The Internet of Things (IoT) and edge computing applications aim to support a variety of societal needs, including the global pandemic situation that the entire world is currently experiencing and responses to natural disasters. The need for real-time interactive applications such as immersive video conferencing, augmented/virtual reality, and autonomous vehicles, in education, healthcare, disaster recovery and other domains, has never been higher. At the same time, there have been recent technological breakthroughs in highly relevant fields such as artificial intelligence (AI)/machine learning (ML), advanced communication systems (5G and beyond), privacy-preserving computations, and hardware accelerators. 5G mobile communication networks increase communication capacity, reduce transmission latency and error, and save energy -- capabilities that are essential for new applications.
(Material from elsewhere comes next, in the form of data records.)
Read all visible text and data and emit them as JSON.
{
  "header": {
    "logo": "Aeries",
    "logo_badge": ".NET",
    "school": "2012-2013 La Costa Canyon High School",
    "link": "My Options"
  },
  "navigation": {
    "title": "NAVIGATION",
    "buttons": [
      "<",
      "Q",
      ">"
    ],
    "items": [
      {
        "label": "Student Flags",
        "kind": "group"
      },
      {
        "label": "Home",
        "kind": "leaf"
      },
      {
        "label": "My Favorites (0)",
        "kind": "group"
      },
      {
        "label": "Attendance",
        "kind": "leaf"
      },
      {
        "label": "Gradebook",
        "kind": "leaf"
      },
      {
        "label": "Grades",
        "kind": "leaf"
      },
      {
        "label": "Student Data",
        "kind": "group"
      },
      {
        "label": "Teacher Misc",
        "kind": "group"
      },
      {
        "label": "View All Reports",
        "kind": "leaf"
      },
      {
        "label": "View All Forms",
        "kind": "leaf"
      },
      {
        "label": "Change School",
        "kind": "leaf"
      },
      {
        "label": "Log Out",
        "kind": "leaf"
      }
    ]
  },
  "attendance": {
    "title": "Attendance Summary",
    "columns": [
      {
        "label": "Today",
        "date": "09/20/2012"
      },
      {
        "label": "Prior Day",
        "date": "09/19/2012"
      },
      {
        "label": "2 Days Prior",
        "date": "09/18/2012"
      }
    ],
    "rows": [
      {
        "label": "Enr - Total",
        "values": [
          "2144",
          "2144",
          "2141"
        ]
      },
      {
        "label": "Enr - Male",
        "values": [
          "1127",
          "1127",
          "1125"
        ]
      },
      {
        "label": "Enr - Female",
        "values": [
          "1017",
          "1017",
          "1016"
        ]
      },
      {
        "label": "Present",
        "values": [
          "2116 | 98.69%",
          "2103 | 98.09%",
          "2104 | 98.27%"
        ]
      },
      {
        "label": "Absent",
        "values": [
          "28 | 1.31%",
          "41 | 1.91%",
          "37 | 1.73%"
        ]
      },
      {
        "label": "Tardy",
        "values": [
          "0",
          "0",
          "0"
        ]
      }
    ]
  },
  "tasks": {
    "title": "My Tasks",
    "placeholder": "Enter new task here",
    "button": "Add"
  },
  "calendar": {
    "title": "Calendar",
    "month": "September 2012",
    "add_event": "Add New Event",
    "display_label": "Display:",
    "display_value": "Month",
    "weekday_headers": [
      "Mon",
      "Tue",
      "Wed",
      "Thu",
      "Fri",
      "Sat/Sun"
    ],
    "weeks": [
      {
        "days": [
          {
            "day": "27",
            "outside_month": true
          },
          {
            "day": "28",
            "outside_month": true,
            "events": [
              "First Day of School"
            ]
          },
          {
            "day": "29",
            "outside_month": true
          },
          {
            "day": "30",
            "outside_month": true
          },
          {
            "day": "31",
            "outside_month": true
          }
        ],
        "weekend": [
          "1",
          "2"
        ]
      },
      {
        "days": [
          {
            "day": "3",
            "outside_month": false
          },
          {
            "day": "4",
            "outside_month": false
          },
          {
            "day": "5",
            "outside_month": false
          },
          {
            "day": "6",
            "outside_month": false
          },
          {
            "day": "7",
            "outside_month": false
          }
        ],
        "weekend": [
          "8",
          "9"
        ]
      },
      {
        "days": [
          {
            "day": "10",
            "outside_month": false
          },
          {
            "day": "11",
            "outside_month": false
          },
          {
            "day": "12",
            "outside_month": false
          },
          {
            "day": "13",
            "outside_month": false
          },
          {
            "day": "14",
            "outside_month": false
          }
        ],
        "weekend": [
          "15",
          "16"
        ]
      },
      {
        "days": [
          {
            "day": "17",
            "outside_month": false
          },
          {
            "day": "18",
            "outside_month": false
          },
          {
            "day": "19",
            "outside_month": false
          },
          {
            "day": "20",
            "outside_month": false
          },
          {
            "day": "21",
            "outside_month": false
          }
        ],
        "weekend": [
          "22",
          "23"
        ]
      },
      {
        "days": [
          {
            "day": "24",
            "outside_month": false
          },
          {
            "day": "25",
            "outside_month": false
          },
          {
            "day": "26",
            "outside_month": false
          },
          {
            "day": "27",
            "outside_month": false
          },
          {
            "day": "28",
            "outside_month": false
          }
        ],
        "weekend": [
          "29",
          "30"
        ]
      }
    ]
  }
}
The envisioned future 6G technology will integrate many more technologies, including for example visible light communication, to support groundbreaking applications, such as holographic communications and high precision manufacturing. Many of these applications require computations and analytics close to application end-points: that is, at the edge of the network, rather than in a centralized cloud. AI techniques applied at the edge have tremendous potential both to power new applications and to need more efficient operation of edge infrastructure. However, it is critical to understand where to deploy AI systems within complex ecosystems consisting of advanced applications and the specific real-time requirements towards AI systems.